At the University of Wisconsin at Madison, Grainger Hall, which houses the business school, was financed largely by donations from David W. Grainger, chairman of W. W. Grainger Inc., the business-to-business distributor; from his wife; and from the Grainger Foundation. The school of pharmacy is in the new Rennebohm Hall, named after Oscar Rennebohm, whose drugstore chain amassed a fortune. The Rennebohm Foundation financed the building.
"Wisconsin people see all the construction on campus and don't understand why the university is complaining about budget cuts," Dr. Lyall said. "We have this apparent incongruity of building growth at a time when resources for teaching in those buildings are shrinking."
But flagship universities are less vulnerable to financing declines than are hundreds of state-run four-year colleges that do not offer doctoral programs or conduct significant research, said David Ward, president of the American Council on Education, the nation's largest association of universities and colleges. The flagships can replace some state revenues with federal grants and private donations, but the four-year colleges cannot, he said.
"Privatization may be a good description of what is going on at our flagship campuses, but not at our four-years," Dr. Ward said. "They cannot survive without public funding."

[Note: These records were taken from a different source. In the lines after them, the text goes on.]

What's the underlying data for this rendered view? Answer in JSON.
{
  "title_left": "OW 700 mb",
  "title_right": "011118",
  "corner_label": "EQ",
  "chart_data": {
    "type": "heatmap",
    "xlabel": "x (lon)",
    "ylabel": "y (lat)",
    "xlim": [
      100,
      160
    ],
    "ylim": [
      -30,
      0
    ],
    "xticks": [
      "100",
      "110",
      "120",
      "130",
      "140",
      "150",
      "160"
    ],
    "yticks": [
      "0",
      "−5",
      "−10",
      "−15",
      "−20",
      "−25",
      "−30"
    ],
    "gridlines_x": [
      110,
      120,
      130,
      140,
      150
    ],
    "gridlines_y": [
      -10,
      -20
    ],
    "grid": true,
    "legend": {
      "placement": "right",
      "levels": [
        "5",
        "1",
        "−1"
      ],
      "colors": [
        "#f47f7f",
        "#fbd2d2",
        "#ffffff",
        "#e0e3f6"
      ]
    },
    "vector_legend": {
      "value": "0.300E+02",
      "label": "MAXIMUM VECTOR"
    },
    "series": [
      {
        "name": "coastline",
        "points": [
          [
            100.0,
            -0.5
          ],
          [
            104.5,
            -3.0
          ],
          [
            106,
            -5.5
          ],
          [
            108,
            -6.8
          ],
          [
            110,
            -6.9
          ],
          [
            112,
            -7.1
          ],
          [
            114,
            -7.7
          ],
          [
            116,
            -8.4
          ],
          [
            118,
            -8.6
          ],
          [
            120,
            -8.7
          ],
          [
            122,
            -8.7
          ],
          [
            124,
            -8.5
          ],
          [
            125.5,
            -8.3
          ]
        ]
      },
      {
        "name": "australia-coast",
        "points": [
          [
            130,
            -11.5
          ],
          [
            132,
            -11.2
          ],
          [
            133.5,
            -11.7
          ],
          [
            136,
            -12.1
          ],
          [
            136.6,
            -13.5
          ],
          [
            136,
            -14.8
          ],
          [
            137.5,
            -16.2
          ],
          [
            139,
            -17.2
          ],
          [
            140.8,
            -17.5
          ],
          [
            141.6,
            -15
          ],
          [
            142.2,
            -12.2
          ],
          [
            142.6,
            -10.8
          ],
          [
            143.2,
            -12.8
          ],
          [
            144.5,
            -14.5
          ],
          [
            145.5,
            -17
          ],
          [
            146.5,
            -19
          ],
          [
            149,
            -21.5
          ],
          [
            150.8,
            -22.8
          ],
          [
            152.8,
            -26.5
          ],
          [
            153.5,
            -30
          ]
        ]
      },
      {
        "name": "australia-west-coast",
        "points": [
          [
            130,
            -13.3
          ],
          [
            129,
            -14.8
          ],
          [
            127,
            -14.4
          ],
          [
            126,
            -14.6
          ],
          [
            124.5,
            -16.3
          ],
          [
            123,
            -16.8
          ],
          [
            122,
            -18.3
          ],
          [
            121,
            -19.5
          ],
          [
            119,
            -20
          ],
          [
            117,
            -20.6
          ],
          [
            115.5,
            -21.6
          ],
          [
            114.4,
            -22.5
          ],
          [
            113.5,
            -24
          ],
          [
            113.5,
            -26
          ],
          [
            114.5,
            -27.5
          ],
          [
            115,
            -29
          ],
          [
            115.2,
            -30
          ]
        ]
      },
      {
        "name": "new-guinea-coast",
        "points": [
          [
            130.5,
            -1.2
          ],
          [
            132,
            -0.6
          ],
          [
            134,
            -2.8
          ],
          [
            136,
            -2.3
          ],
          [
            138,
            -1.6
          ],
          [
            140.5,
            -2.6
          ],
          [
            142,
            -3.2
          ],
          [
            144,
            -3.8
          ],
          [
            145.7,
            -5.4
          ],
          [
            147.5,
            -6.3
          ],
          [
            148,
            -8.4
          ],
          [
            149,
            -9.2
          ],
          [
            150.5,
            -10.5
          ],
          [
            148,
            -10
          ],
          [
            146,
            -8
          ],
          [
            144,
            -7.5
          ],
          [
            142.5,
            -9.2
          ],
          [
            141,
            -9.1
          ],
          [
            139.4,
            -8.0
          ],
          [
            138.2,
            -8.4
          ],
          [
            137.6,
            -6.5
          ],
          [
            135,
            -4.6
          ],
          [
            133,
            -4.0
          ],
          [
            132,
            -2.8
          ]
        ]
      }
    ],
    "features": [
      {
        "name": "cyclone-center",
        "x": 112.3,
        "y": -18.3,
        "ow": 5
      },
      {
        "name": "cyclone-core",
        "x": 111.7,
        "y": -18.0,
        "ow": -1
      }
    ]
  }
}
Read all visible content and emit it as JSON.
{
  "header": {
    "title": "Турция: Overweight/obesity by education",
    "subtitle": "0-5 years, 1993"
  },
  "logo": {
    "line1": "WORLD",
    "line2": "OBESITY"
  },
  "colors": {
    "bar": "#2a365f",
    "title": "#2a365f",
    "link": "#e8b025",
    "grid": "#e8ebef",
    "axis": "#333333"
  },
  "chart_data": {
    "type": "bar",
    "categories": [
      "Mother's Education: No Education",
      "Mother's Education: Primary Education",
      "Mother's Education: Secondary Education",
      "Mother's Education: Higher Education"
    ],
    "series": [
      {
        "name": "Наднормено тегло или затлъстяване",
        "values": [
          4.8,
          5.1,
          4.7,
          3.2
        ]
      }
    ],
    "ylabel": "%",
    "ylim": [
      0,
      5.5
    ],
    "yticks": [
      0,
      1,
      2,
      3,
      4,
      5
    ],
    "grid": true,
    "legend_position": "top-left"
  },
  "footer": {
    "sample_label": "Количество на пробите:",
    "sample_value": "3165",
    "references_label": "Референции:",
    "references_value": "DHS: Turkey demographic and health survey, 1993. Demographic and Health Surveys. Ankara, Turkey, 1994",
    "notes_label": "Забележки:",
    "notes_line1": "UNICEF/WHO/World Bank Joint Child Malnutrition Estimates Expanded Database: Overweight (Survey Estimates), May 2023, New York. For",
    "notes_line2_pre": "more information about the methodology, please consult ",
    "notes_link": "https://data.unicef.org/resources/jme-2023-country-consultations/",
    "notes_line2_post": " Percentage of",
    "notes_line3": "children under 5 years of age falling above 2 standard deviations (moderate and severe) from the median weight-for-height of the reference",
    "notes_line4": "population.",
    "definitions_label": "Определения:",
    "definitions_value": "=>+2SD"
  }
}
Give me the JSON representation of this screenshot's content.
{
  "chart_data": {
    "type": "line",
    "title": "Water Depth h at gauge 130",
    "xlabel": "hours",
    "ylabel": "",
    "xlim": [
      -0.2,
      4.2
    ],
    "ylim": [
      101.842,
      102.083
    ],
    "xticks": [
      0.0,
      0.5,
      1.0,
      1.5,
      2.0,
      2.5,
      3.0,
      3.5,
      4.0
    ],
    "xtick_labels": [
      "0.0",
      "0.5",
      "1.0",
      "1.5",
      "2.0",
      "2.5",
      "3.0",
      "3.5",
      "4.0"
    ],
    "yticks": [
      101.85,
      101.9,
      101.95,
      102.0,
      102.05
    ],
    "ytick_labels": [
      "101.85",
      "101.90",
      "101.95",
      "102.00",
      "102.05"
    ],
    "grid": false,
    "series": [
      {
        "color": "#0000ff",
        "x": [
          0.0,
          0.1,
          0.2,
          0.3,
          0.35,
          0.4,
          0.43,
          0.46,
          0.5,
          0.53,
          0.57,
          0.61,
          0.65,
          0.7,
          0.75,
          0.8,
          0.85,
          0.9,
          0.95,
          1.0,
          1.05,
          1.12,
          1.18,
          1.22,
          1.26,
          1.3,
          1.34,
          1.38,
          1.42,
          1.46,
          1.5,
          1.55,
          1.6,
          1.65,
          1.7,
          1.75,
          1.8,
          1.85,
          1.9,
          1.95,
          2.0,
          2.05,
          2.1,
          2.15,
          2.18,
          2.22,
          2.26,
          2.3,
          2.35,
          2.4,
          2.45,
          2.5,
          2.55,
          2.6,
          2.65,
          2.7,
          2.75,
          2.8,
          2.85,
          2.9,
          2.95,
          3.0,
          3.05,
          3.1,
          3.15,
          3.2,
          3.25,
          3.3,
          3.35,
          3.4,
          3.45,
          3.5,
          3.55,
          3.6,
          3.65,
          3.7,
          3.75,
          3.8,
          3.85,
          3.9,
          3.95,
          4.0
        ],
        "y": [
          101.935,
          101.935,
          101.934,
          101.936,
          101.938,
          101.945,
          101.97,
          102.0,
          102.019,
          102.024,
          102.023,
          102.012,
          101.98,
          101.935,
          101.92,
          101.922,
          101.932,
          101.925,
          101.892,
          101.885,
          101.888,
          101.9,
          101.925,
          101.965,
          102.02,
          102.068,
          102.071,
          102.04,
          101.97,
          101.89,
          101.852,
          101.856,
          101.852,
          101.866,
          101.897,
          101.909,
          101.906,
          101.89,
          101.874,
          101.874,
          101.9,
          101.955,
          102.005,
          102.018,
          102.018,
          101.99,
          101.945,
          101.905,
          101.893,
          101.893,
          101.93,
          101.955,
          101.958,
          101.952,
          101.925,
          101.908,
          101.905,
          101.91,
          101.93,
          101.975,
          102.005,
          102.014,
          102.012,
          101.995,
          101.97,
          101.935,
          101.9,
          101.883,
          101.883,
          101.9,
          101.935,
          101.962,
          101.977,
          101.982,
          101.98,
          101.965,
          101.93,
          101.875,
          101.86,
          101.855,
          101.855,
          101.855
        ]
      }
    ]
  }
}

Patrick M. Callan, president of the National Center for Public Policy and Higher Education, a nonprofit group, also said he dislikes the word.
"The air is filled with this rhetoric about privatization, but the evidence doesn't support it," Mr. Callan said. He noted that in straight dollar terms, state appropriations for public universities have not fallen much across the nation in recent years. They totaled $67 billion in 2001, $70 billion in 2002, $69 billion in 2003 and $69 billion in 2004, the last year for which nationwide data is available.
But because enrollments surged during those years by more than 1 million students, or 11.8 percent, per-student appropriations dropped more steeply than at any time since the early 1980's, to $5,721 from $6,874, according to the State Higher Education Executive Officers.
Another measure, the average percentage of state tax revenues devoted to public higher education, has declined for several decades. About 6.7 percent of state revenues went to higher education appropriations in 1977, but by 2000, universities' share had fallen to 4.5 percent, according to a study by the Urban Institute.
Stanley O. Ikenberry, a president emeritus of the University of Illinois, says he believes that most state legislatures remain committed to supporting public higher education but that as budgets shrink, it is more difficult to cut programs like Medicaid, public schools and prisons.
"The higher education budget serves as the default place to make the cut," Dr. Ikenberry said. Nonetheless, he avoids the word "privatization," saying, "It's not a productive way to talk about what's happening now, but more a way of describing where we may be heading."